Updates to the federal Minimum Data Set (MDS) are set to recalibrate how nursing homes document resident care and how those data feed into public quality ratings — changes operators say could drive down star ratings and raise penalty risks beginning in fiscal year 2026.
Starting with assessments on Oct. 1, 2025, the Centers for Medicare & Medicaid Services (CMS) will implement refinements aimed at tightening coding accuracy across functional status, behavioral health and resident safety. CMS says the move will align measures more closely with the true clinical picture. But industry analyses warn facilities could see a 10% to 20% uptick in negative quality measure rates as stricter documentation surfaces risks that were previously undercounted.
What’s changing
The updates recalibrate 16 quality measures that rely on MDS data and are used for public reporting and payment programs. Refined prompts are expected to heighten sensitivity in areas such as functional status (Section GG), falls with major injury, pressure ulcers and antipsychotic use.
There is no formal grace period for providers. However, CMS has delayed the first public reporting refresh reflecting the new specifications until early 2026, giving facilities a short window to adjust coding practices before changes appear on the Care Compare website.
CMS leaders frame the shift as overdue. These MDS refinements ensure that quality measures reflect the true clinical picture, empowering residents and families with accurate data while holding providers accountable for safe care, CMS Administrator Chiquita Brooks-LaSure said in an August statement tied to the final payment rule.

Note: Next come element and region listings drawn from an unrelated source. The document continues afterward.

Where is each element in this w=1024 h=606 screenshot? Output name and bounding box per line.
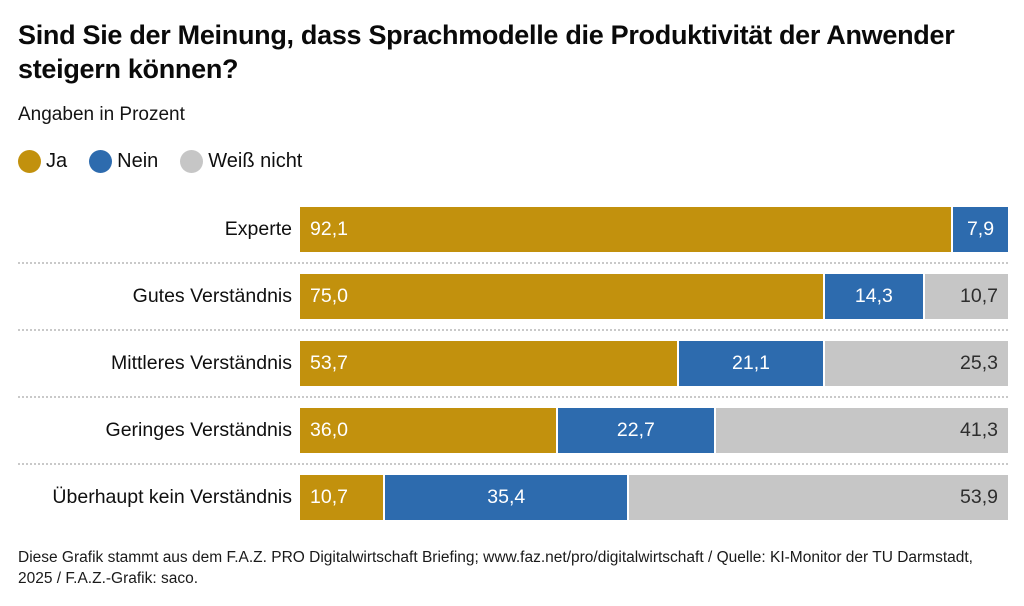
bar-value-label: 41,3 [960,419,998,441]
stacked-bar: 36,0 22,7 41,3 [300,408,1008,453]
bar-value-label: 53,9 [960,486,998,508]
legend-label: Ja [46,150,68,172]
source-note: Diese Grafik stammt aus dem F.A.Z. PRO D… [18,549,973,587]
bar-segment-nein: 22,7 [556,408,714,453]
bar-segment-wei-nicht: 25,3 [823,341,1008,386]
bar-value-label: 25,3 [960,352,998,374]
stacked-bar-chart: Experte 92,1 7,9 Gutes Verständnis 75,0 14,3 1… [18,197,1008,530]
stacked-bar: 53,7 21,1 25,3 [300,341,1008,386]
category-label: Experte [224,218,292,240]
legend-swatch-icon [18,150,41,173]
bar-segment-nein: 21,1 [676,341,824,386]
bar-segment-nein: 14,3 [823,274,923,319]
bar-value-label: 75,0 [310,285,348,307]
bar-segment-ja: 92,1 [300,207,952,252]
bar-segment-ja: 75,0 [300,274,823,319]
legend-item: Weiß nicht [180,150,302,173]
bar-segment-ja: 36,0 [300,408,557,453]
bar-value-label: 92,1 [310,218,348,240]
bar-value-label: 14,3 [854,285,893,307]
legend-item: Nein [89,150,158,173]
bar-value-label: 7,9 [966,218,995,240]
chart-subtitle: Angaben in Prozent [18,104,185,125]
bar-value-label: 10,7 [960,285,998,307]
bar-value-label: 10,7 [310,486,348,508]
legend: Ja Nein Weiß nicht [18,150,1008,173]
legend-swatch-icon [89,150,113,173]
category-label: Gutes Verständnis [132,285,292,307]
stacked-bar: 10,7 35,4 53,9 [300,475,1008,520]
bar-segment-ja: 10,7 [300,475,384,520]
legend-label: Nein [117,150,159,172]
legend-label: Weiß nicht [208,150,303,172]
category-label: Geringes Verständnis [105,419,292,441]
chart-row: Überhaupt kein Verständnis 10,7 35,4 53,9 [18,463,1008,530]
chart-row: Experte 92,1 7,9 [18,197,1008,262]
chart-title: Sind Sie der Meinung, dass Sprachmodelle… [18,20,955,84]
bar-segment-wei-nicht: 41,3 [713,408,1008,453]
bar-segment-nein: 35,4 [383,475,628,520]
legend-item: Ja [18,150,67,173]
chart-row: Gutes Verständnis 75,0 14,3 10,7 [18,262,1008,329]
category-label: Überhaupt kein Verständnis [52,486,292,508]
bar-value-label: 53,7 [310,352,348,374]
bar-segment-wei-nicht: 10,7 [922,274,1008,319]
category-label: Mittleres Verständnis [111,352,292,374]
bar-value-label: 36,0 [310,419,348,441]
bar-value-label: 22,7 [616,419,655,441]
stacked-bar: 92,1 7,9 [300,207,1008,252]
chart-row: Geringes Verständnis 36,0 22,7 41,3 [18,396,1008,463]
bar-value-label: 35,4 [487,486,526,508]
bar-segment-ja: 53,7 [300,341,677,386]
legend-swatch-icon [180,150,204,173]
bar-value-label: 21,1 [732,352,770,374]
stacked-bar: 75,0 14,3 10,7 [300,274,1008,319]
bar-segment-nein: 7,9 [951,207,1008,252]
chart-row: Mittleres Verständnis 53,7 21,1 25,3 [18,329,1008,396]
bar-segment-wei-nicht: 53,9 [627,475,1008,520]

Why it matters for ratings and revenue
Quality measures flow directly into the Five-Star Quality Rating System and other programs that influence referrals and reimbursement. Industry testing across several hundred facilities suggests an average double-digit drop in performance on short-stay measures under the new specifications, according to analyses shared by providers and consultants. One multi-state operator that piloted the changes reported an 18% rise in documented pressure ulcer rates after more detailed skin assessments were required.

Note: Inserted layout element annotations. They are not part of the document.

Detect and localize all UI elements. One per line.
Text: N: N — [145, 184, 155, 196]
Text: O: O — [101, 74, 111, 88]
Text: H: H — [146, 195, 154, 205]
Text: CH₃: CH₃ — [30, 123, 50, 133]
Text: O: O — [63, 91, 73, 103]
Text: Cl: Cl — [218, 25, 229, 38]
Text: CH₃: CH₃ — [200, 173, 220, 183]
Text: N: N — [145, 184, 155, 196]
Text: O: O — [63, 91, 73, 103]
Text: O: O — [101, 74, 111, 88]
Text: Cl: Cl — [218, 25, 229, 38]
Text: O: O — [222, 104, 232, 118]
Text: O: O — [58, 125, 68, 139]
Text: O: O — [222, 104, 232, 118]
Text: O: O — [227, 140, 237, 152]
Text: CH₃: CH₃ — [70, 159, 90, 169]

Financial exposure could grow. The FY 2026 Skilled Nursing Facility Prospective Payment System includes a 3.2% base-rate increase, but facilities that see measure performance slip risk Value-Based Purchasing penalties of up to 2% of Medicare payments, potentially offsetting the raise.
Industry pushback — and CMSs rationale
Provider groups warn of unintended consequences. Were seeing a documentation tsunami — facilities are already stretched thin, and these changes could tank star ratings overnight without proportional support, said David Gifford, MD, a senior quality executive at a national nursing home association. LeadingAges regulatory team cautioned that safety-net and non-profit providers could be disproportionately hit if the system doesnt adequately adjust for resident complexity.
Regulators point to persistent data integrity concerns. A 2024 audit by the Department of Health and Human Services Office of Inspector General identified widespread MDS coding errors and underreporting of certain adverse events, including falls, underscoring the need for tighter standards. Inaccurate MDS coding undermines the entire quality ecosystem, OIG leaders said at the time.
Readiness gaps — and what operators can do now
Facilities and vendors are racing to update software and retrain teams. Major EHR providers have told clients to expect new MDS workflows before year-end, though operators say training challenges will extend into 2026. According to industry sources, a typical 100-bed facility could face hundreds of thousands of dollars in additional costs tied to education, audits and system upgrades.
Consultants recommend immediate steps: conduct internal audits on high-impact measures (falls, pressure ulcers, antipsychotic use and rehospitalizations), refresh coding competencies for Section GG and related areas, and coordinate with software vendors to validate measure calculations against CMS specifications. With state survey agencies set to enforce the new guidelines in early 2026, early adoption may blunt rating declines.
The road ahead
Public reporting incorporating the revised measures is slated to begin in the first quarter of 2026, with broader integration into Care Compare later that year. Advocacy groups are pushing for additional risk adjustment and transitional safeguards, arguing that the changes, while well-intended, could widen disparities without targeted support.
Even so, some analysts note that operators who move quickly to tighten documentation and care processes could emerge stronger — converting sharper measurement into proof points for quality, and potentially capturing market share as consumers and hospitals scrutinize performance.